In Österreich leiden 10 – 15% der Frauen regelmäßig unter den Symptomen und Folgen einer Endometriose. Bis zur Diagnose vergehen im Mittel 6 Jahre – ein langer Leidensweg, der nicht selten auch nach der Diagnose anhält. Menstruationsschmerzen gelten immer noch als „normal“, eine Sichtweise, die allzu oft von Mutter zu Tochter weitergegeben wird.

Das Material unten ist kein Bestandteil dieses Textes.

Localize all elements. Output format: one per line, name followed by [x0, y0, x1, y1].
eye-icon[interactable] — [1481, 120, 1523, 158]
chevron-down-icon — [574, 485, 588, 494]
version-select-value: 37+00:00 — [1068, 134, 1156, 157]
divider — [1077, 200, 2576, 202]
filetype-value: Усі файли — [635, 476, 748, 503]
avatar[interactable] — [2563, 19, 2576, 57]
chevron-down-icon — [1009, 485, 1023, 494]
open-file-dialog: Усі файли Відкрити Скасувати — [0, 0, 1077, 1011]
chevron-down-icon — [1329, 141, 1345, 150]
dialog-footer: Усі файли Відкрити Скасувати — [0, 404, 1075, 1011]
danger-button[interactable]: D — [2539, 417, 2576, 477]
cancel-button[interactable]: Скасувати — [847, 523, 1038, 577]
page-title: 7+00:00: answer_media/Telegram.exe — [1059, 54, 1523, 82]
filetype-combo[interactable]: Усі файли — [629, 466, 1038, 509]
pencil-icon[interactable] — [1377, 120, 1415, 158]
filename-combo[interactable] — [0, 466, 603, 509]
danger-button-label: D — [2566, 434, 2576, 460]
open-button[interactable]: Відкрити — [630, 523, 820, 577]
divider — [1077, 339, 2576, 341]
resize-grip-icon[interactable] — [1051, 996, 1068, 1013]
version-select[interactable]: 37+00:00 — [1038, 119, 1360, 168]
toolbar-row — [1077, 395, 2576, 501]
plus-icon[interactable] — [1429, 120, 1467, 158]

Zu Beginn einer erfolgreichen TCM-Ernährungstherapie beim Schmerzhaften-Menstruation-Syndrom steht die differentialdiagnostische Betrachtung. Pauschale Ernährungsempfehlungen sind nicht zielführend, da sich Ursachen und Beschwerdebild bei jeder betroffenen Frau individuell darstellen. Ausgewählte Fragen an die Patientin helfen uns dabei den meist komplexen Knoten zu entwirren - und hier kommt die Wärmeflasche ins Spiel. „Hilft Ihnen eine Wärmeflasche, wenn Sie Schmerzen bei der Menstruation haben?“ Die meisten Patientinnen haben ausprobiert, ob äußere Wärme die Schmerzen mildert oder unangenehm ist. Die Rückmeldung ist eine wichtige Information auf dem Weg zur Diagnose. Ist die Wärmeflasche angenehm, dann haben wir einen ersten Hinweis auf unzureichend vorhandene Wärme, eine mögliche Ursache für Blutstase. Dagegen wird eine Patientin mit Innerer Hitze die Wärmeflasche auf dem Unterbauch als unangenehm empfinden.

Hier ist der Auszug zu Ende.